Ananda now wants this connect to happen to the others in his village, and so he wants to screen Breathless for everyone. Is this practical? Will the villagers watch an arty film in a language they do not know (and in a film language they are not familiar with)? A discussion ensues with his friends. Our ancestors stopped using their tails and so we have no tails now. Now imagine what might happen if we stop using our brains. An optimistic Ananda declares that this movie will make the villagers use their brains. "Thinking will enrich them. New ideas will be born." For example, why should we always think of films as having heroes and heroines and villains? Why can't they all just be… "characters"? Why should a film fit into a box that says it's a romance or an adventure or a thriller? Can art be owned? Amartya Bhattacharya seems to be asking these questions not just in the context of Godard but also mainstream Indian cinema.

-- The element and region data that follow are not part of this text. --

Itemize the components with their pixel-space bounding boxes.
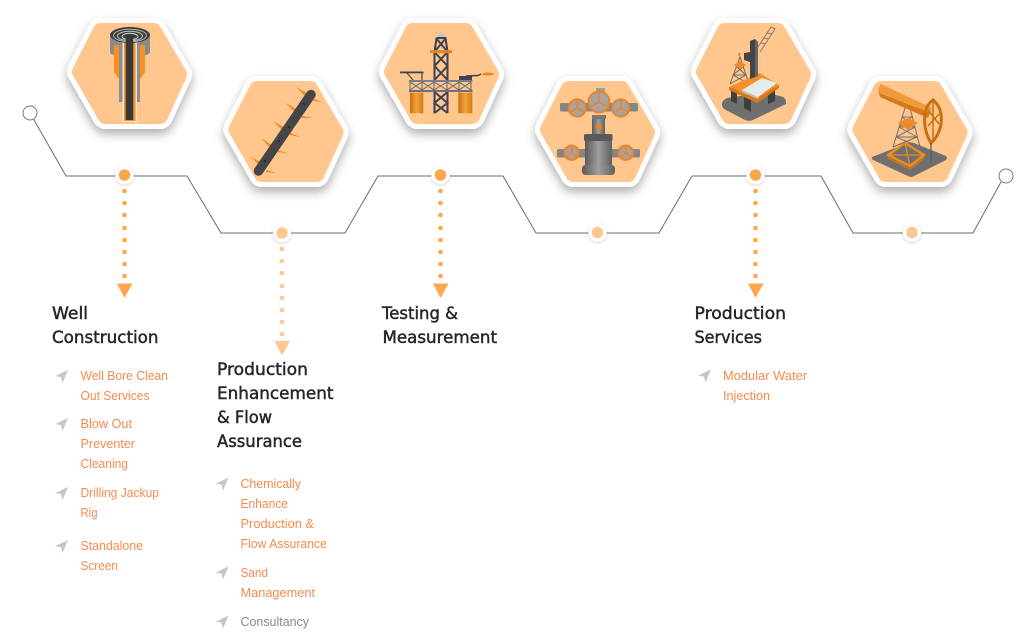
item: Modular Water Injection <box>698 368 808 403</box>
heading: Production Enhancement & Flow Assurance: Production <box>217 360 308 379</box>
hexagon 6: pump jack icon <box>860 84 960 177</box>
item: Chemically Enhance Production & Flow Assurance: Enhance <box>240 496 288 511</box>
heading: Production Services: Services <box>694 328 762 347</box>
item: Standalone Screen: Screen <box>80 558 118 573</box>
hexagon 5: production services icon <box>704 27 803 121</box>
timeline node 2 <box>274 226 290 240</box>
item: Sand Management <box>216 565 315 600</box>
timeline path <box>23 106 1013 233</box>
dotted arrow 2 <box>274 247 290 356</box>
list: well construction services <box>55 368 168 573</box>
list: production enhancement services <box>216 476 327 629</box>
timeline node 5 <box>748 168 763 182</box>
heading: Production Enhancement & Flow Assurance: & Flow <box>217 408 272 427</box>
item: Blow Out Preventer Cleaning <box>55 416 136 471</box>
timeline node 3 <box>433 168 448 182</box>
item: Modular Water Injection: Injection <box>723 388 770 403</box>
heading: Production Services: Production <box>694 304 786 323</box>
heading: Production Enhancement & Flow Assurance: Assurance <box>217 432 302 451</box>
dotted arrow 1 <box>117 189 132 298</box>
item: Chemically Enhance Production & Flow Assurance: Production & <box>240 516 314 531</box>
item: Standalone Screen <box>55 538 143 573</box>
heading: Well Construction: Well <box>52 304 88 323</box>
item: Chemically Enhance Production & Flow Assurance: Chemically <box>240 476 302 491</box>
item: Consultancy: Consultancy <box>240 614 310 629</box>
item: Chemically Enhance Production & Flow Assurance <box>216 476 327 551</box>
item: Chemically Enhance Production & Flow Assurance: Flow Assurance <box>240 536 327 551</box>
item: Standalone Screen: Standalone <box>80 538 143 553</box>
hexagon 1: well construction icon <box>80 27 179 122</box>
item: Well Bore Clean Out Services <box>55 368 168 403</box>
item: Drilling Jackup Rig: Rig <box>80 505 98 520</box>
heading: Well Construction: Construction <box>52 328 158 347</box>
item: Sand Management: Management <box>240 585 315 600</box>
heading: Production Enhancement & Flow Assurance: Enhancement <box>217 384 334 403</box>
dotted arrow 3 <box>433 189 448 298</box>
timeline node 6 <box>904 225 920 240</box>
hexagon 3: testing and measurement icon <box>392 31 495 116</box>
item: Blow Out Preventer Cleaning: Blow Out <box>80 416 132 431</box>
item: Well Bore Clean Out Services: Out Services <box>80 388 150 403</box>
item: Blow Out Preventer Cleaning: Preventer <box>80 436 136 451</box>
heading: Testing & Measurement: Measurement <box>382 328 498 347</box>
timeline end node <box>999 169 1013 183</box>
item: Well Bore Clean Out Services: Well Bore Clean <box>80 368 168 383</box>
item: Drilling Jackup Rig <box>55 485 159 520</box>
item: Modular Water Injection: Modular Water <box>723 368 808 383</box>
item: Sand Management: Sand <box>240 565 268 580</box>
heading: Testing & Measurement: Testing & <box>381 304 458 323</box>
dotted arrow 4 <box>748 189 764 298</box>
timeline node 1 <box>117 168 132 182</box>
timeline start node <box>23 106 37 120</box>
item: Drilling Jackup Rig: Drilling Jackup <box>80 485 159 500</box>
timeline node 4 <box>590 225 605 240</box>
item: Blow Out Preventer Cleaning: Cleaning <box>80 456 128 471</box>
hexagon 2: production enhancement icon <box>236 87 336 174</box>
hexagon 4: wellhead icon <box>548 88 647 175</box>
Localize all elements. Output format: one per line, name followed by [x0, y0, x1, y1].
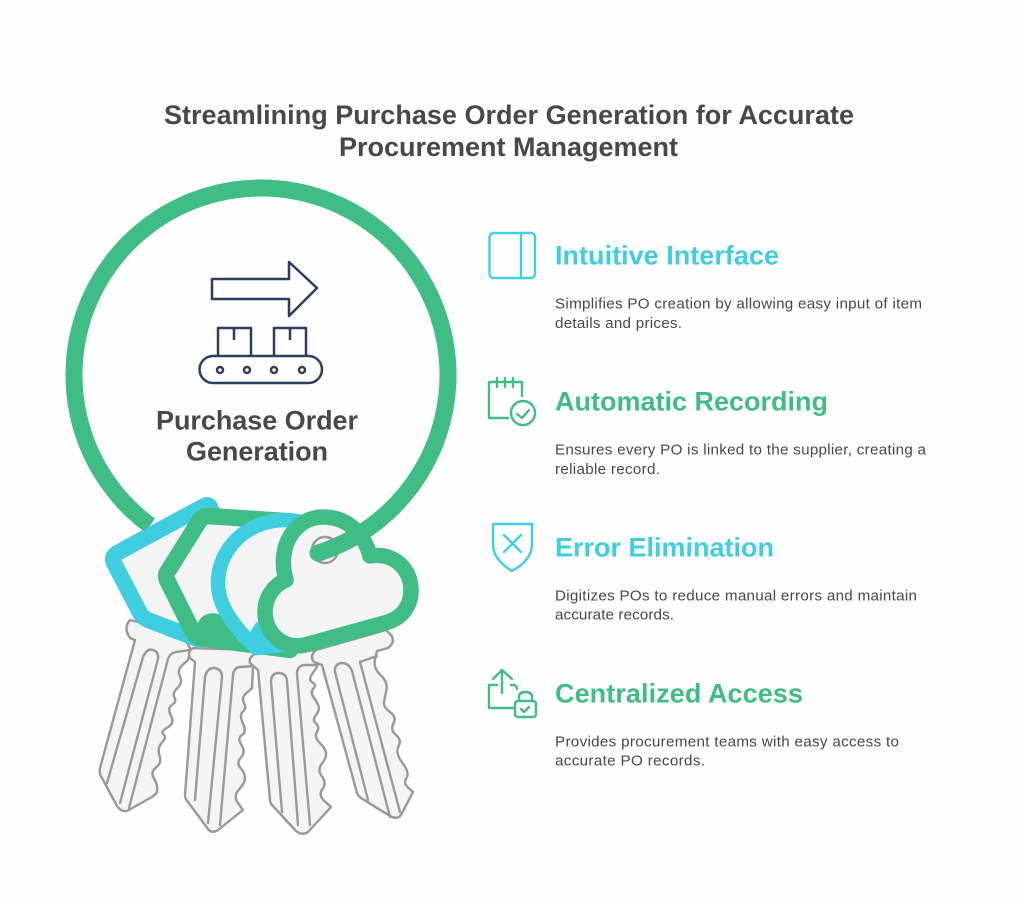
heading: Error Elimination	[555, 532, 774, 562]
description	[555, 296, 922, 332]
icon: calendar with check	[489, 378, 535, 425]
icon: upload with lock	[489, 670, 536, 717]
tag: green hexagon	[166, 516, 290, 650]
description: Ensures every PO is linked to the supplier, creating a	[555, 442, 927, 458]
circle label	[156, 406, 358, 466]
heading: Centralized Access	[555, 678, 803, 708]
icon: panel layout	[490, 233, 535, 278]
description: accurate PO records.	[555, 752, 705, 770]
tag: blue pentagon	[113, 505, 250, 640]
key 3	[250, 650, 331, 834]
description: Provides procurement teams with easy access to	[555, 734, 899, 750]
ring: left section behind the key tags	[74, 188, 261, 525]
circle label: Generation	[186, 436, 328, 466]
title: Streamlining Purchase Order Generation for Accurate	[164, 100, 854, 130]
item: centralized access	[489, 670, 899, 770]
key 1	[100, 620, 191, 811]
icon: arrow above conveyor belt	[200, 262, 322, 383]
heading: Automatic Recording	[555, 386, 828, 416]
heading: Intuitive Interface	[555, 240, 779, 270]
title: Procurement Management	[339, 132, 678, 162]
key 2	[185, 648, 254, 832]
item: intuitive interface	[490, 233, 922, 332]
description	[555, 588, 917, 624]
description	[555, 442, 927, 478]
description: details and prices.	[555, 315, 682, 332]
item: automatic recording	[489, 378, 927, 478]
item: error elimination	[493, 524, 917, 624]
description: Digitizes POs to reduce manual errors and maintain	[555, 588, 917, 604]
description: reliable record.	[555, 461, 660, 478]
description: Simplifies PO creation by allowing easy input of item	[555, 296, 922, 312]
description	[555, 734, 899, 770]
key 4	[312, 630, 413, 818]
ring: right section over the cloud tag	[261, 188, 448, 553]
key hole	[312, 537, 338, 563]
description: accurate records.	[555, 606, 674, 624]
tag: blue circle	[218, 520, 345, 654]
icon: shield with cross	[493, 524, 532, 571]
key ring illustration	[74, 188, 448, 834]
title	[164, 100, 854, 162]
circle label: Purchase Order	[156, 406, 358, 436]
tag: green cloud	[265, 517, 411, 646]
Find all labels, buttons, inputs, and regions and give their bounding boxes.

The film is in Odia and English. Some of the lines appear stilted (then again, everyone speaks English differently), and some of the acting is too broad. Ananda's friends, especially, oversell their eagerness. But the framing is utterly gorgeous, and the film keeps finding ways to surprise us. When the villagers see Breathless, for instance, what we see are serene images of nature – the settings surrounding the screening. This is itself a narrative rupture. The characters see one thing. The audience sees something else. And yet, both visuals are connected by geography. Adieu Godard takes its playful premise into very serious zones, where we seem to be watching not just the story (or stories) within this movie, but something bigger, something about the art form that is cinema. Godard said: "Every film is the result of the society that produced it." In this film, we see that even if a society rejects a film, another film can be made about it. If that sounds a little self-reflexive, well, that's Godard.